Dark pools are another example of the lemons problem. As the Wall Street Journal article says, dark pools are controversial because “most users, as well as regulators, don’t know what is taking place.” Investors don’t have access to information about trades and are taking a large gamble when investing in dark pools. However, dark pools have also seen increased activity in recent years as they now handle one in seven stock trades according to the Journal.
There are two likely reasons for this rise in the use of dark pools. The first goes back to the lesson on reputational mechanisms. Financial institutions will subject themselves to regulation from private regulator FINRA precisely because FINRA gives the institution credibility. The Journal article cites letters that FINRA sent to 15 dark-pool operators requesting more disclosure on exchanges, the information customers have, and how the operators’ trading systems function. Most of the letters have been returned, and with good reason: Dark pool operators recognize that to get more business they will need to mitigate the imbalance in information between them and the investor. When investors have more information about dark pools markets and are more confident they will not suffer large losses or be cheated, they will be more likely to invest.
Moreover, investors recognize that dark-pool operators can be, and have been, risky. However, risk is never taken on for risk’s sake. For instance, Felix Baumgartner, the man who skydived from 24 miles above Earth’s surface, didn’t do it simply for the value of the risk, but did it for the exhilaration of the jump and the fame he received for it. The high risk was accompanied by a high profit, which made the venture worthwhile. Likewise, investors in dark pools might recognize that the risks are great, but might also see high profit opportunities that make the ventures worthwhile.

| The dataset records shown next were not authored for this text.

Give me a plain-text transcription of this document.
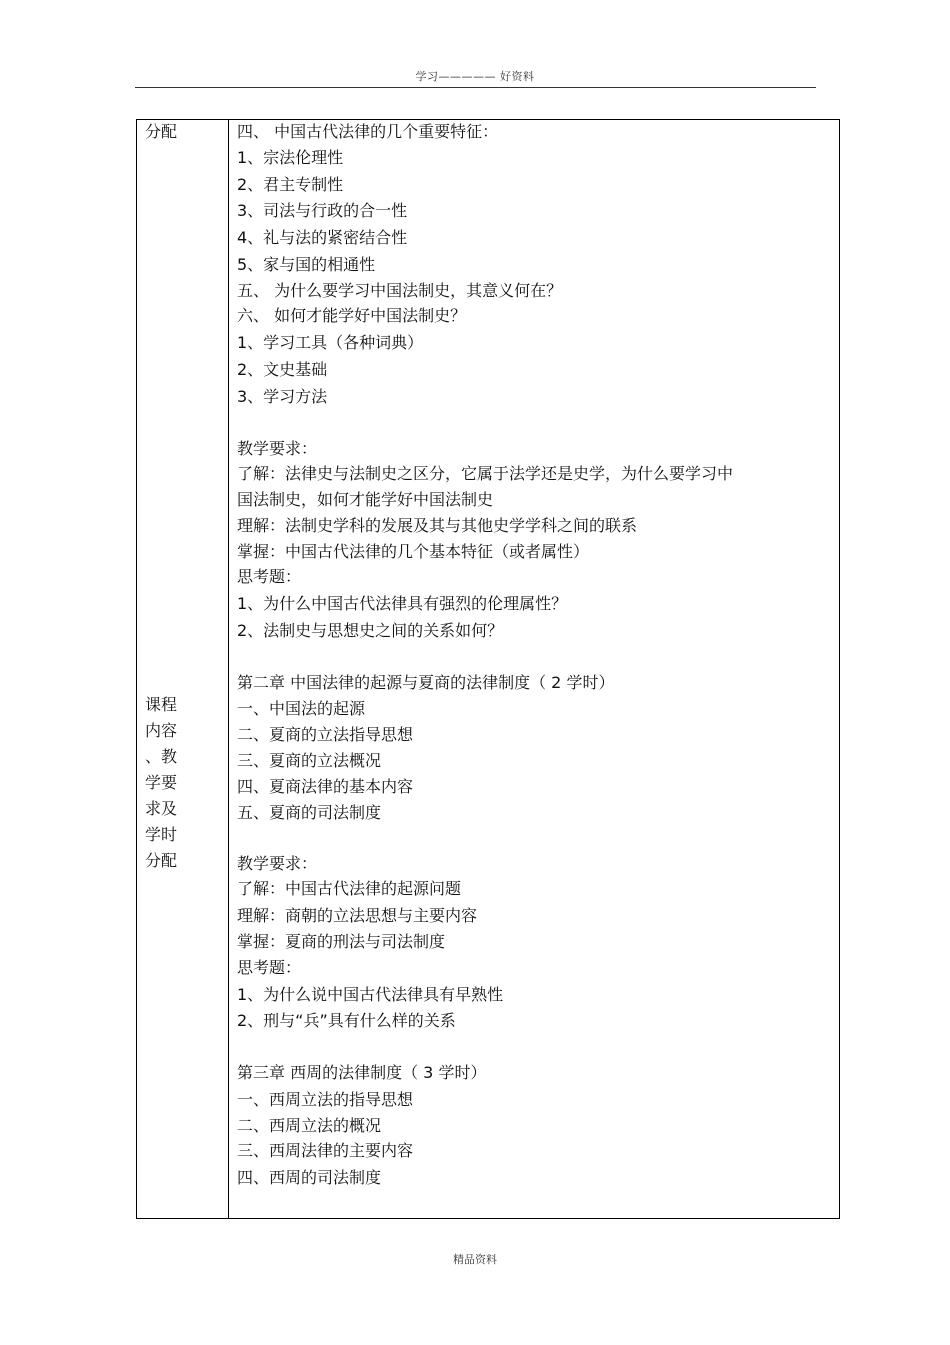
学习————— 好资料
分配
课程
内容
、教
学要
求及
学时
分配
四、 中国古代法律的几个重要特征：
1、宗法伦理性
2、君主专制性
3、司法与行政的合一性
4、礼与法的紧密结合性
5、家与国的相通性
五、 为什么要学习中国法制史，其意义何在？
六、 如何才能学好中国法制史？
1、学习工具（各种词典）
2、文史基础
3、学习方法
教学要求：
了解：法律史与法制史之区分，它属于法学还是史学，为什么要学习中
国法制史，如何才能学好中国法制史
理解：法制史学科的发展及其与其他史学学科之间的联系
掌握：中国古代法律的几个基本特征（或者属性）
思考题：
1、为什么中国古代法律具有强烈的伦理属性？
2、法制史与思想史之间的关系如何？
第二章 中国法律的起源与夏商的法律制度（ 2 学时）
一、中国法的起源
二、夏商的立法指导思想
三、夏商的立法概况
四、夏商法律的基本内容
五、夏商的司法制度
教学要求：
了解：中国古代法律的起源问题
理解：商朝的立法思想与主要内容
掌握：夏商的刑法与司法制度
思考题：
1、为什么说中国古代法律具有早熟性
2、刑与“兵”具有什么样的关系
第三章 西周的法律制度（ 3 学时）
一、西周立法的指导思想
二、西周立法的概况
三、西周法律的主要内容
四、西周的司法制度
精品资料
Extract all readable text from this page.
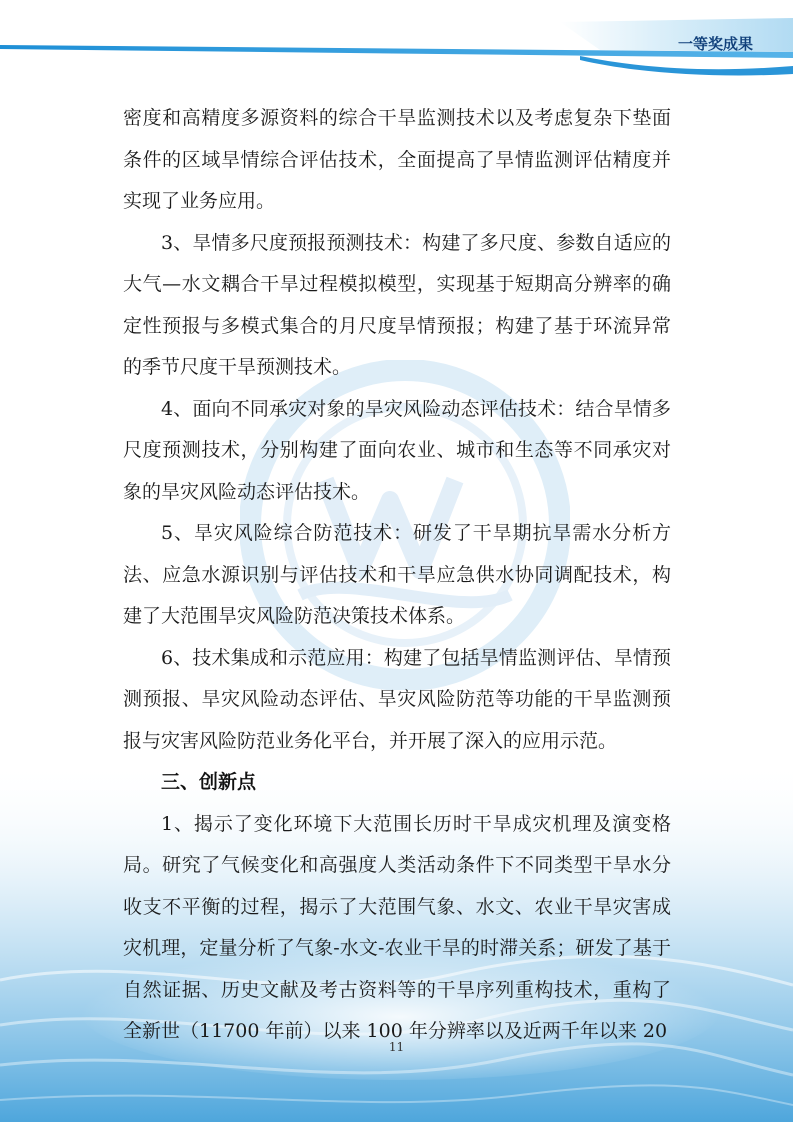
一等奖成果

密度和高精度多源资料的综合干旱监测技术以及考虑复杂下垫面条件的区域旱情综合评估技术，全面提高了旱情监测评估精度并实现了业务应用。

3、旱情多尺度预报预测技术：构建了多尺度、参数自适应的大气—水文耦合干旱过程模拟模型，实现基于短期高分辨率的确定性预报与多模式集合的月尺度旱情预报；构建了基于环流异常的季节尺度干旱预测技术。

4、面向不同承灾对象的旱灾风险动态评估技术：结合旱情多尺度预测技术，分别构建了面向农业、城市和生态等不同承灾对象的旱灾风险动态评估技术。

5、旱灾风险综合防范技术：研发了干旱期抗旱需水分析方法、应急水源识别与评估技术和干旱应急供水协同调配技术，构建了大范围旱灾风险防范决策技术体系。

6、技术集成和示范应用：构建了包括旱情监测评估、旱情预测预报、旱灾风险动态评估、旱灾风险防范等功能的干旱监测预报与灾害风险防范业务化平台，并开展了深入的应用示范。

三、创新点

1、揭示了变化环境下大范围长历时干旱成灾机理及演变格局。研究了气候变化和高强度人类活动条件下不同类型干旱水分收支不平衡的过程，揭示了大范围气象、水文、农业干旱灾害成灾机理，定量分析了气象-水文-农业干旱的时滞关系；研发了基于自然证据、历史文献及考古资料等的干旱序列重构技术，重构了全新世（11700 年前）以来 100 年分辨率以及近两千年以来 20

11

Ultimately, dark pools could be a terrible way to invest one’s money, and there could be very little that reputational mechanisms or a high-risk/high-reward relationship could do to mitigate the problems of dark pools. However, just as profit opportunities are a necessary ingredient for markets to really get cooking, failure is also a necessary ingredient. We do not know ahead of time which business opportunities are worthwhile to pursue, and which are duds. If dark pools tend to fail, then that should be a signal to investors to avoid that particular means of investing. Obviously, there are costs to failure, but it must occur in the market so that more information can be acquired and entrepreneurs can find better means of investing.